Another one for the ‘prizewinning novels that everyone loves but me’ category, methinks. I thought Maggie O’Farrell’s memoir was brilliant and it has a permanent place on my shelf. I’ve had mixed experiences with her novels and so I wasn’t overly eager to read the latest, even though it did win the Women’s Prize for Fiction 2020. I do occasionally like to read historical fiction and this one being set within Shakespeare’s family had an appeal.
The story is named after Hamnet, a twin who died at a young age and whose father went on to write one of the most famous plays, Hamlet. The main protagonist of the novel is his mother Agnes, an unusual woman who has a strong affinity with nature and even has some witch-like qualities. Going back and forth between the present time of the tale (beginning with Hamnet finding that his sister Judith is sick) and Agnes’ life story, the novel is a portrait of motherhood, grief and what it meant to be a woman in that era.
The historical details are very impressive. It never feels like you’re being lectured on history (which is always a hazard), the characters’ emotions and relationships are the focus. I can understand why the book has really swept readers away.

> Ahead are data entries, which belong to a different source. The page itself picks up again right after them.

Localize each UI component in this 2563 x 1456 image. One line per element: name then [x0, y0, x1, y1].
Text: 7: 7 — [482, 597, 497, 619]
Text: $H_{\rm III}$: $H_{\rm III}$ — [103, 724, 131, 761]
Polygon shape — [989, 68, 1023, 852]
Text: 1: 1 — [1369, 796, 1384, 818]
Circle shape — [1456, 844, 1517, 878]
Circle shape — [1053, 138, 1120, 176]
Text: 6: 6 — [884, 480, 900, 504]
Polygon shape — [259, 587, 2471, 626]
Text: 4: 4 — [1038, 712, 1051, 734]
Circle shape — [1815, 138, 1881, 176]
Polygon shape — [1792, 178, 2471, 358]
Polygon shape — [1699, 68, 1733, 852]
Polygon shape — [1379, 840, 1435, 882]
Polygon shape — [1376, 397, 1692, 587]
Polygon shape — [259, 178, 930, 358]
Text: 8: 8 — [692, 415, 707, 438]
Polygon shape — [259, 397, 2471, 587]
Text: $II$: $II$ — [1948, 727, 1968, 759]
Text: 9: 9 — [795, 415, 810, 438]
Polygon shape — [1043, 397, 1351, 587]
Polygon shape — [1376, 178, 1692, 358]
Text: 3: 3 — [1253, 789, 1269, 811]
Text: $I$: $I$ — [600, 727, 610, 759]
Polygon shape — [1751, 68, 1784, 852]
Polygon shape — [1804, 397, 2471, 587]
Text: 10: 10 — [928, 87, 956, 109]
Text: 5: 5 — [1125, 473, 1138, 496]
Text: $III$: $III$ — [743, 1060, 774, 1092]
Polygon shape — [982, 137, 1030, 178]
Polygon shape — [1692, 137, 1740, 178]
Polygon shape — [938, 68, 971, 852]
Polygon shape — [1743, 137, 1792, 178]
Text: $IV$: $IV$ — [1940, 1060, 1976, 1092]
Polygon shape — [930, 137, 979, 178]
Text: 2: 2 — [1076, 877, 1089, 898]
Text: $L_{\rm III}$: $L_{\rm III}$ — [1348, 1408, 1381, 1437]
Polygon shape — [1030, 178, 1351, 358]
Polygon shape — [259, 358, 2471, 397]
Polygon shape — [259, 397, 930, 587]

Here’s what I didn’t like about the book. Firstly, the unsentimental attitude towards animals is upsetting and although I understand this enhances the realism of an historical novel, this topic is an automatic turn-off for me. Secondly, there is no mention of William Shakespeare or even the family name of Shakespeare at all. Perhaps the intention is to distance ourselves from the reputation of the great playwright and instead look at the women and children. Yet it seemed so deliberate as to be pretentious. Thirdly, the midway point of the book in which it is described in detail how some plague-carrying fleas travel around is tedious. That’s when I started skim-reading. Lastly, the writing style is frustratingly over-written. If there are several ways to say something, you can be sure they will all be included. I felt the desire to get a pencil and cross through the redundant words and phrases, although of course I didn’t. It was a library book.
In summary, Hamnet is not my cup of ale.